That question might be answered in a great variety of ways, but I purpose for the present to answer it by confining myself to this letter, and seeing what we can find out about the man to whom it was addressed. I rejoiced greatly when the brethren came and testified of the truth that is in thee.' There is the starting-point of true health of soul. That soul, and only that soul, is prosperous, in which what the Apostle calls here the truth' is lodged and rooted ; and by' the truth' he means, of course, the whole great revelation of God in Jesus Christ; and eminently Jesus Christ Himself who is the embodied Truth. Whether we take the phrase as meaning the abiding of Jesus Christ in the heart, or whether we take it as meaning more simply the incorporation into the very substance of the being, of the motives and principles that lie in the Gospel, comes to pretty much the same thing. The one thing which makes a man's soul healthy is to get Jesus Christ into it. That acts like an amulet that banishes all diseases and corruptions. That is like the preserving salt which, rubbed into a perishable substance, arrests corruption and makes food sweet and savoury. It is the engrafted word that is able to save the soul, and howsoever many other things may contribute to the inner well-being and prosperity of a man, such as intellectual acquirements, refined tastes, the gratification of pure affections, the fulfilment of innocent and legitimate hopes, and the like, the one thing that makes the soul prosperous is to have Christ in His word deeply planted and inseparably enshrined in its personality and being.
And how is that enshrining to be brought about? Alas, we all know the way a great deal better than we practise it. The prosperous soul is the soul that has opened itself in docile obedience for the entrance of the quickening and cleansing word. And just as a flower will open its calyx in the sunshine, and being opened by the sunshine playing upon its elastic filaments, will, because it is opened, receive into itself the sun that opened it and so grow ; in like manner, that heart that disparts itself at the touch of Christ's hand, and welcomes Him into the inner chambers and shrine of its being, will find that where He comes He brings warmth and fragrance and growth and all blessing. The prosperous soul is the Christ-inhabited soul. By willing reception, by patient waiting, by the study of God's word, by the endeavour to bring ourselves more and more under the influence of the truth as it is in Jesus, does that truth that makes prosperity take up its abode within us.
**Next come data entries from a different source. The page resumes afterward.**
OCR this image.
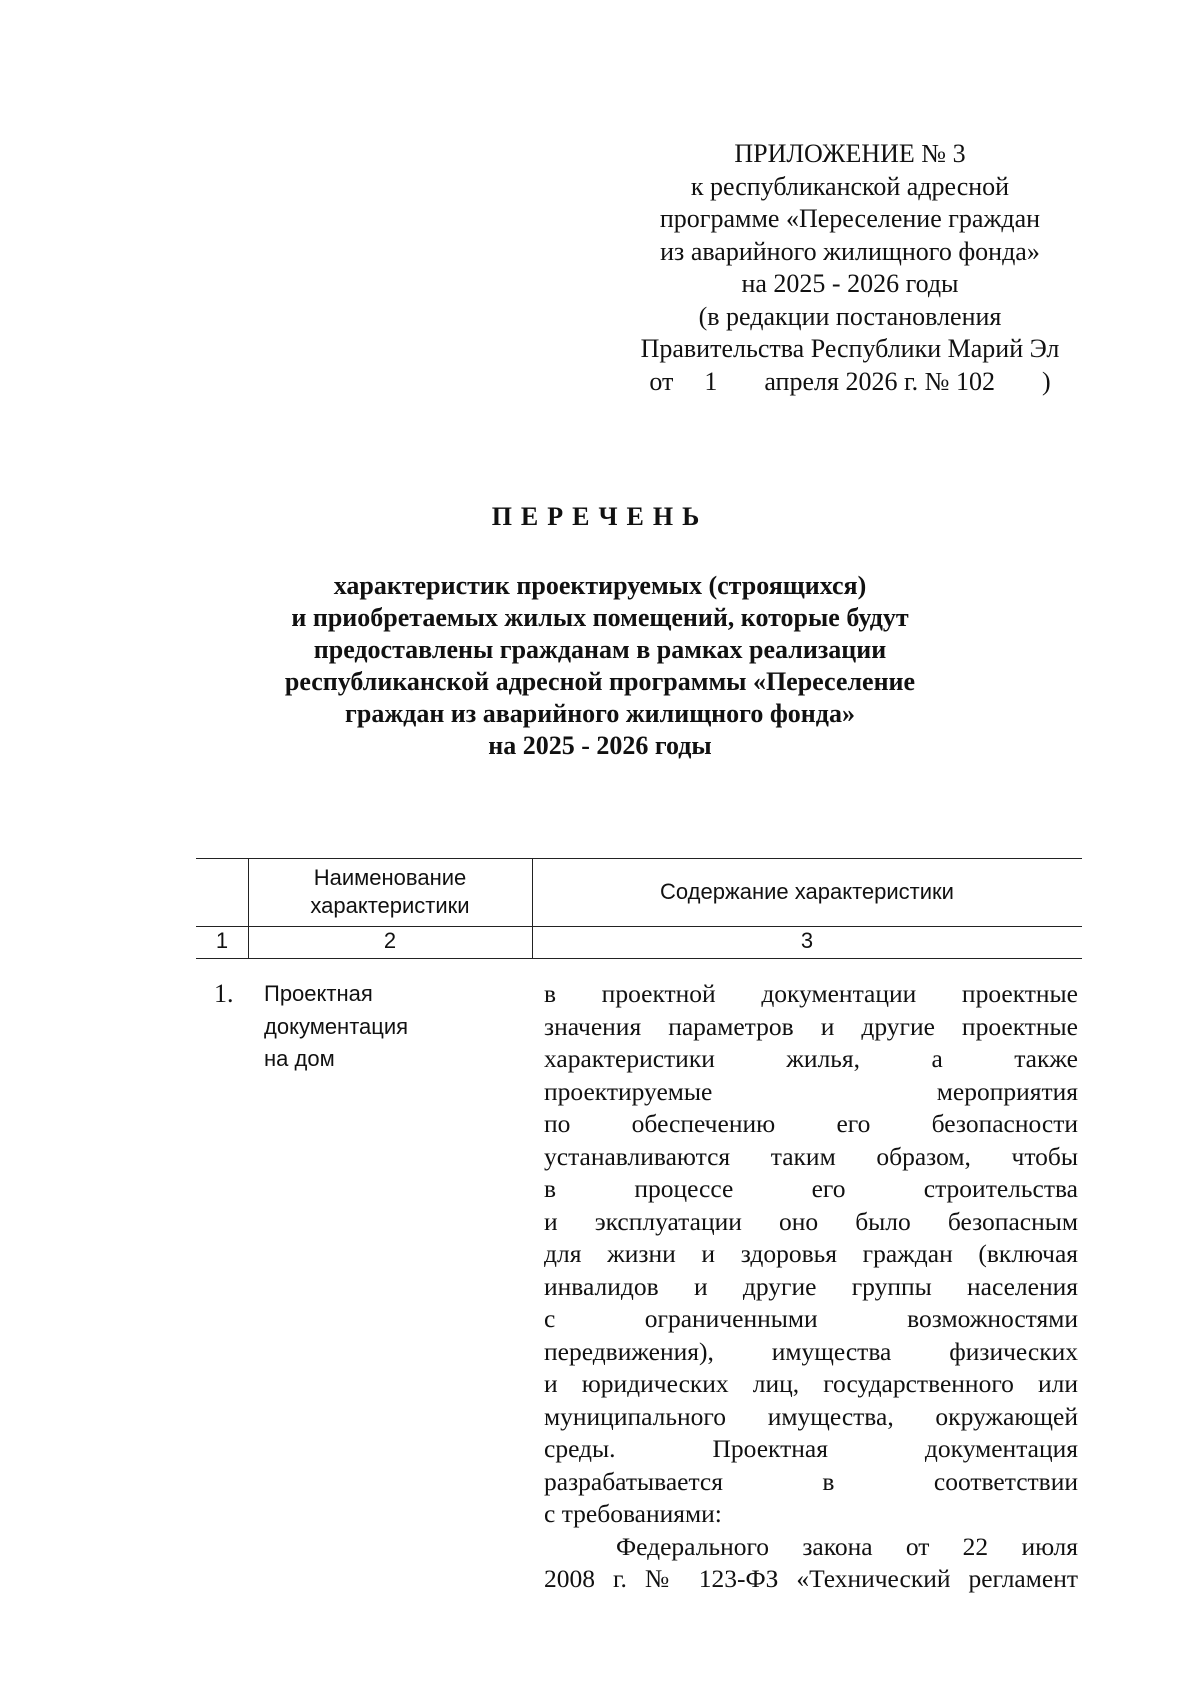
ПРИЛОЖЕНИЕ № 3
к республиканской адресной
программе «Переселение граждан
из аварийного жилищного фонда»
на 2025 - 2026 годы
(в редакции постановления
Правительства Республики Марий Эл
от 1 апреля 2026 г. № 102 )
ПЕРЕЧЕНЬ
характеристик проектируемых (строящихся)
и приобретаемых жилых помещений, которые будут
предоставлены гражданам в рамках реализации
республиканской адресной программы «Переселение
граждан из аварийного жилищного фонда»
на 2025 - 2026 годы
Наименование
характеристики
Содержание характеристики
1	2	3
1. Проектная
документация
на дом
в проектной документации проектные
значения параметров и другие проектные
характеристики жилья, а также
проектируемые мероприятия
по обеспечению его безопасности
устанавливаются таким образом, чтобы
в процессе его строительства
и эксплуатации оно было безопасным
для жизни и здоровья граждан (включая
инвалидов и другие группы населения
с ограниченными возможностями
передвижения), имущества физических
и юридических лиц, государственного или
муниципального имущества, окружающей
среды. Проектная документация
разрабатывается в соответствии
с требованиями:
Федерального закона от 22 июля
2008 г. № 123-ФЗ «Технический регламент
But the letter gives another of the characteristics of the truly prosperous and healthy soul. Thy brethren came and testified of the truth that is in thee, even as thou walkest in the truth.' The Apostle is not afraid of a confusion of metaphors which shocks sticklers for rhetorical propriety. The truth is, first of all, regarded as being in the man ; and then it is regarded as being a road on which, and within the limits of which he walks, or an atmosphere in which he moves. The incongruity is no real incongruity, but it strikingly brings out the great and blessed fact of the Gospel that the man who has the grace of God, the truth as it is in Jesus, within him, thereby finds that there is prepared for him a path within the limits of that truth in which he can safely walk. There will be progress if there be prosperity. The prosperous spirit is the active and advancing spirit, not content merely with sitting and saying, I have the truth in my soul. Thy word have I hid in my heart that I sin not against Thee'; but recognising that that truth is the law of his life, and prescribes for him a course of conduct. The prosperous soul is the soul that confines its activity within the fence which the truth as it is in Jesus,' who is the pattern, and the motive, and the law, and the power, has laid down for us; and within those limits makes daily and hourly advance to a more entire conformity with the example of the Lord. The prosperous soul is the soul that walks--not that sits idle--for action is the end of thought, and the purpose of the truth is to make men good, and not mere4y wise--a soul that acts and advances, yet never passing out of the atmosphere of the Gospel, nor going beyond the principles and motives that are laid down there.
There is a third characteristic in this letter, which we may also take for an illustration of the Apostle's idea. For he says : Thou doest faithfully whatsoever thou doest.'
Now faithfully' is not here used in the sense of righteously discharging all obligations and fulfilling one's stewardship, but it means something deeper than that. The root idea is whatever thou doest thou doest as a work of Christian faith'; or, to put it into other words, the prosperous soul is the soul all whose activity is based upon that one great truth made its own by faith, that Jesus Christ loves it, and so is all the result of trust in Him. Faith in Christ is the mother-tincture, out of which every virtue can be compounded, according to the liquid to which you add it. The basis of all, the stock' from which all the rest is really made, is the act of faith in Jesus Christ. And so the prosperous soul is the soul that has the truth in it, and walks in the truth which it has, and does everything because it trusts in the living God and in Jesus Christ His Son.
Is that your notion of the ideal of human nature, of the true and noble prosperity of an immortal spirit? Unless it be you have yet to learn the loftiest elevation and the fairest beauty that are possible for men. The prosperous soul filled with Christ within, and walking with Christ by its side, and drawing laws and motives, pattern and power from Him, is the soul that truly has fulfilled its ideal, and is journeying on the right road. For that is the literal meaning of the word that is rendered here prosper'; journeying on the right road to the true goal of human nature.